OCT can be used to determine axonal damage and optic nerve atrophy by measuring retinal nerve fiber layer (RNFL) thickness and macular volume (MV) in patients with MS.1 RNFL thinning may be predictive of future axonal damage, and decrease in MV has been associated with optic neuritis (ON).1 The thinning of RNFL and decrease in MV are more marked in progressive forms of MS compared with relapsing types.
In ON and MS, axonal loss is an early pathologic feature, regardless of clinical recovery and lack of clinical symptoms. Axonal degeneration in the RNFL of patients with MS observed by OCT can be detected in some patients before any visual signs or symptoms of ON appear.

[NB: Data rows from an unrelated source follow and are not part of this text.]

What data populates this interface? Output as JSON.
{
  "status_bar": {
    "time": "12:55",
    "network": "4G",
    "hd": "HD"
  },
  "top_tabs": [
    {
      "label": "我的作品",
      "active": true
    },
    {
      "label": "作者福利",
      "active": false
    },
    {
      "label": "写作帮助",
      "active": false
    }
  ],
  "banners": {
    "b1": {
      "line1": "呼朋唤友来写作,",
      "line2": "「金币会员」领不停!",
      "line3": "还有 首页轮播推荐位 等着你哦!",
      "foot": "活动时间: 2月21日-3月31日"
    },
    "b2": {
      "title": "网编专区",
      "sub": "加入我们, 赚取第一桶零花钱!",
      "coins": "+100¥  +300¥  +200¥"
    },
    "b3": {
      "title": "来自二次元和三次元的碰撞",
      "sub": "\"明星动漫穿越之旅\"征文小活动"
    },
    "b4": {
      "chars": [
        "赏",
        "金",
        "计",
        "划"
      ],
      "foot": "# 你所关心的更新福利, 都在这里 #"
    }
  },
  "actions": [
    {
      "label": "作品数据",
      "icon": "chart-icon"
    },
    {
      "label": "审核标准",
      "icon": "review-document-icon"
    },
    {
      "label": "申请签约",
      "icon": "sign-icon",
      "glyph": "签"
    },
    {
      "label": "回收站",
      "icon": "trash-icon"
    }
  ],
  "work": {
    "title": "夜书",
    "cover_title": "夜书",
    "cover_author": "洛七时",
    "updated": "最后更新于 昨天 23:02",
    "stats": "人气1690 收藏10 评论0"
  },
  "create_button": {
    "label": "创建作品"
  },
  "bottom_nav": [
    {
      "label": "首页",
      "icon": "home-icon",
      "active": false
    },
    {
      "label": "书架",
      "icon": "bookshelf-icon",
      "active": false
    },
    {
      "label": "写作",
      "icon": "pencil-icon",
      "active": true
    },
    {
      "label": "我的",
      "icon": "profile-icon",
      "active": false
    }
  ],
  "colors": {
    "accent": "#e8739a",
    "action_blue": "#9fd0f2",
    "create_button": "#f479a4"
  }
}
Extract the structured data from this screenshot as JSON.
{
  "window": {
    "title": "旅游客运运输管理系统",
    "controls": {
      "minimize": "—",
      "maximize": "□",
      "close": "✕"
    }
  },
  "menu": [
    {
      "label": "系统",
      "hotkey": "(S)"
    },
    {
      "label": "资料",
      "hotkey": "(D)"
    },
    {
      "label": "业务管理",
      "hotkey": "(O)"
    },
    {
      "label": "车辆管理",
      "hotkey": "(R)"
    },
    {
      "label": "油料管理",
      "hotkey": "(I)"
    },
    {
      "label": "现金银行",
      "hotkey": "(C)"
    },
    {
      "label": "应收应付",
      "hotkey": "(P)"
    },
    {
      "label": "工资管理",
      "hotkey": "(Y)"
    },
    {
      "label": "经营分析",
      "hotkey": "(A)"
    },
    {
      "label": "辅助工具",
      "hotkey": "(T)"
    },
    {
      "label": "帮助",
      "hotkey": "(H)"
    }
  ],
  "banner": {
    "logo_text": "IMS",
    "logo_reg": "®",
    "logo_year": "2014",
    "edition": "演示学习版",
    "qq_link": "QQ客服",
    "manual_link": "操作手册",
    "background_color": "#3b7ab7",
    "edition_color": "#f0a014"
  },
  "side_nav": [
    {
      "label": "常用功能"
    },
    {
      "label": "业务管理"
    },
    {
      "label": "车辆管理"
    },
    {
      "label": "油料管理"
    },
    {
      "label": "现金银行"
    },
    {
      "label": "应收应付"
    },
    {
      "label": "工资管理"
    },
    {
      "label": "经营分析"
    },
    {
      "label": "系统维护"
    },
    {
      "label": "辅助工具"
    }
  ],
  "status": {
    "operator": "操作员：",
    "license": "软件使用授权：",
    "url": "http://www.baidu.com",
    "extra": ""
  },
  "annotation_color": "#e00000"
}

Therefore, by detecting axonal loss and ON, OCT may help to identify patients who have early-stage MS.2
A recent study3 found that, even in the absence of ON, progressive RNFL thinning occurs as a function of time in some patients with MS and is associated with clinically significant visual loss. These findings are consistent with subclinical axonal loss in the anterior visual pathway, and support the use of OCT as a method of measuring the efficacy of potential neuroprotective agents. OCT technology may provide a promising biomarker in future trials that measure neuroprotection in MS.
1. Trip SA, Schlottmann PG, Jones SJ, et al. Optic nerve atrophy and retinal nerve fibre layer
thinning following optic neuritis: evidence that axonal loss is a substrate of MRI-detected
atrophy. Neuroimage. 2006;31:286-293.
2. Pulicken M, Gordon-Lipkin E, Balcer LJ, Frohman E, Cutter G, Calabresi PA. Optical
coherence tomography and disease subtype in multiple sclerosis. Neurology. 2007;69;2085-2092.
3. Talman LS , Bisker ER, Sackel DJ, Long DA Jr, et al. Longitudinal study of vision and retinal nerve fiber layer thickness in multiple sclerosis. Ann Neurol. 2010;67:749-60.